Ces syndiqués neutres portent le parti socialiste dans leur cœur tout aussi bien que les autres compagnons ; seulement ils font comme l’amoureux du poète :

« Ne me compromets pas, ma chère enfant

Ne me salue pas « sur le boulevard »,

Une fois rentrés chez vous

Tout s’arrangera. »

Mais comme les maisons dans lesquelles ils prennent rendez-vous avec la belle enfant sont ouvertes à tout le monde – chambres des députés, lieux de réunions publiques, il faut une grande innocence politique pour croire sérieusement qu’ on peut ne pas reconnaître sa « bonne amie sur le boulevard  ».

Vouloir neutraliser les syndicats c’est vouloir au fond maintenir les syndiqués en un parfait état d’innocence politique. Cette neutralité consiste simplement en ceci : rester neutre en théorie et faire dans la pratique de la politique de parti. « On » se laisse guider dans le syndicat par les mêmes idées de parti qu’ en dehors du syndicat ; seulement dans le syndicat on appelle politique ouvrière cette même politique qu’ on vient d’appeler politique du parti socialiste dans une réunion électorale, et l’on soutient ici comme un ami des ouvriers le même candidat qu’ on recommande là-bas comme un homme de parti éprouvé !

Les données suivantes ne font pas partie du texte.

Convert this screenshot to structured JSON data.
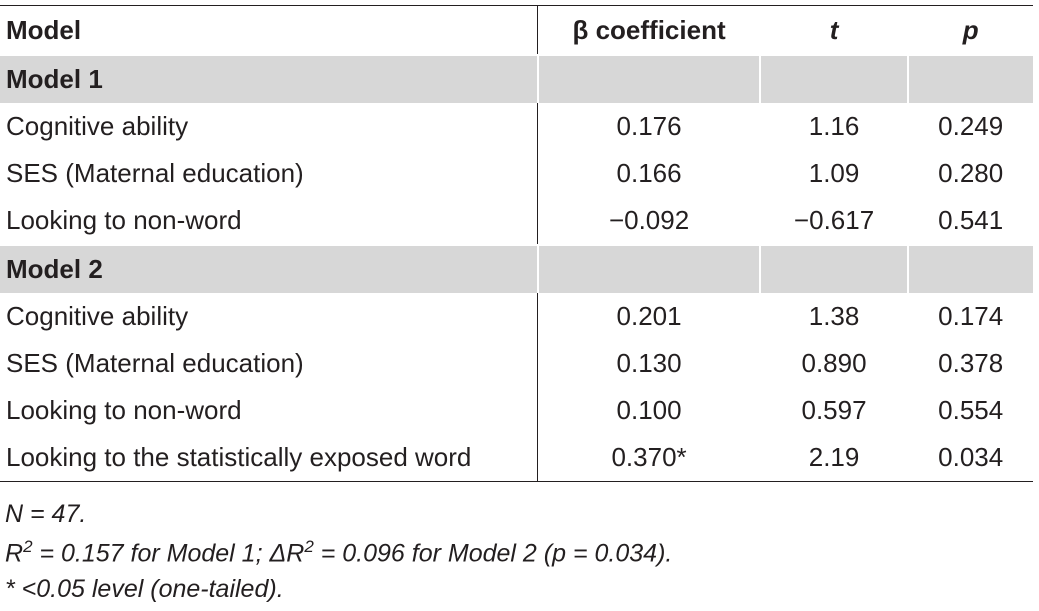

Si les syndicats font de la politique, les syndiqués, du moins les meilleurs d’ entre eux, ceux qui ont une certaine maturité politique, feront constamment de la politique de parti. Si on veut bannir cette politique des syndicats, il faudra condamner la politique en général dans les syndicats et dans leurs organes, il faudra les transformer en de simples caisses de secours, en de pures entreprises d’ affaires. Alors on pourra être neutre, mais il ne le faudra pas nécessairement, parce qu’ il y a des sociétés de secours (maladies ou autres accidents) socialistes, ultramontaines, etc. La politique de parti pénètre l’ ouvrier allemand jusqu’à la moelle des os, c’est elle qui détermine tous ses faits et gestes.

C’est le parti socialiste qui a le moins de raison de vouloir affaiblir ce puissant intérêt politique dans le cœur du prolétariat.


Notes

[1] La position que prend Elm n’ est pas très nette. D’ abord il se plaint de la « résignation facile avec laquelle Ströbel accepte qu’ encore aujourd’ hui ni les femmes ni les étudiants ni les apprentis ne peuvent faire partie d’ associations politiques en Prusse » . Quelques pages plus loin il déclare que « les syndicats doivent faire de la politique pratique d’ actualité mais pas de politique de parti » .
Mais aucune loi prussienne ou autre loi sur les associations ne fait de distinctions entre la politique pratique d’ actualité et la politique de parti ; si en faisant de la politique de parti un syndicat devient un groupe politique, il en est tout à fait de même s’ il fait de la politique pratique d’ actualité. Mêler la question de la neutralisation des syndicats à celle de leurs rapports avec les lois modifiables sur les associations ne peut qu’ engendrer la confusion. Ce sont deux questions essentiellement distinctes. Ce qui le prouve bien, c’ est que la question de la neutralisation a surgi en Suisse, où l’ autre question n’ existe point. Chaque syndicat peut décider s’ il veut être un groupe politique ou non. Nous n’ avons pas à discuter ce point ici, où il s’ agit de la politique syndicale que les syndicats peuvent faire et ont fait de tout temps, même en Prusse, sans donner à leurs organisations l’ étiquette de groupes politiques ; il s’ agit de cette politique qui se fait surtout dans la presse syndicale et dans les réunions publiques.